Our Fearless leader Ramona Mathany was in the Eugene Register-Guard newspaper commenting on the unemployment rate in Lane County as All Star has opened a new branch in Eugene, Oregon this week!

Lane County April jobless rate of 4 percent stayed near record low

By Sherri Buri McDonald
The Register-Guard
May 24, 2017

Lane County’s unemployment rate has been holding near the record low set in February, according to the latest state Employment Department report released Tuesday.

The seasonally adjusted unemployment rate was 4 percent in April, virtually unchanged from March, the report said.

While the jobless rate has stayed low, over-the-year job growth in Lane County has started to slow, said Brian Rooney, a labor economist with the department.

“It had been at about 2.5 percent,” he said. In April, “it was 1.7 percent.”

“When you have rapid employment growth it’s hard to maintain that percentage increase” over an extended period, Rooney said.

He said nothing negative on the horizon would suggest a sustained downturn in job growth.

Total nonfarm employment, not adjusted for seasonal fluctuations, rose by 1,100 jobs in April. It was up 2,700 from April 2016 for over-the-year job growth of 1.7 percent. That compares with the overall state growth rate of 2.1 percent in April.

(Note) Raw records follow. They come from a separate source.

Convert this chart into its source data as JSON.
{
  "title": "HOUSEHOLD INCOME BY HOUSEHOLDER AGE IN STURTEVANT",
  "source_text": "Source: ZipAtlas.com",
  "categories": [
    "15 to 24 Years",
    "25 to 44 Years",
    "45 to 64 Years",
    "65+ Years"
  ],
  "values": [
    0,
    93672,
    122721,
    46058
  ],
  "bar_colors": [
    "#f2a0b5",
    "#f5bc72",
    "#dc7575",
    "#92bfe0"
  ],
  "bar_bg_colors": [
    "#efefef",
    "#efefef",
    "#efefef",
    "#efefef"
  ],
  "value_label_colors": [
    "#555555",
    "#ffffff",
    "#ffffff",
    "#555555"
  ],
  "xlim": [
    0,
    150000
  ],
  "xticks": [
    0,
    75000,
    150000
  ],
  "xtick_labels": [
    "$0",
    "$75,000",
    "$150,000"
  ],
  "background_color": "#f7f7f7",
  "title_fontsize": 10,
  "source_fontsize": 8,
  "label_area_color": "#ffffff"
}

Total nonfarm payroll employment in Lane County was 159,500 in April, up from 158,400 in March.

Lane County showed regular seasonal gains in April.

Ramona Mathany, director of Portland-based All Star Labor & Staffing, recently opened an office in Eugene, at 235 W. 10th Ave. It is her firm’s sixth office. The others are in Portland, Bend, Salem and Albany.

With summer coming and a stronger economy, she anticipates filling many positions for laborers in such industries as construction, landscaping and manufacturing.

Mathany also thinks hospitality in Eugene will be a hot industry for her company.

“In our Portland branch, we find a lot of servers, cooks and baristas,” she said. “We feel in Eugene there’s a lot of great restaurants and caterers and wedding (venues) that we’ll have a good-size hospitality (clientele.)”

In Lane County in April, leisure and hospitality gained 300 jobs, for a total of 17,100.

Retail trade added 200 jobs, for a total of 20,300. Education and health services gained 200, for a total of 25,800. Professional and business services, which includes temporary staffing, added 200, for a total of 17,900. Construction gained 100 for a total of 6,600.

Government lost 400 jobs in April, the report said. A loss of 500 in local government education, which includes the University of Oregon, was countered by a 100 gain in noneducation local government.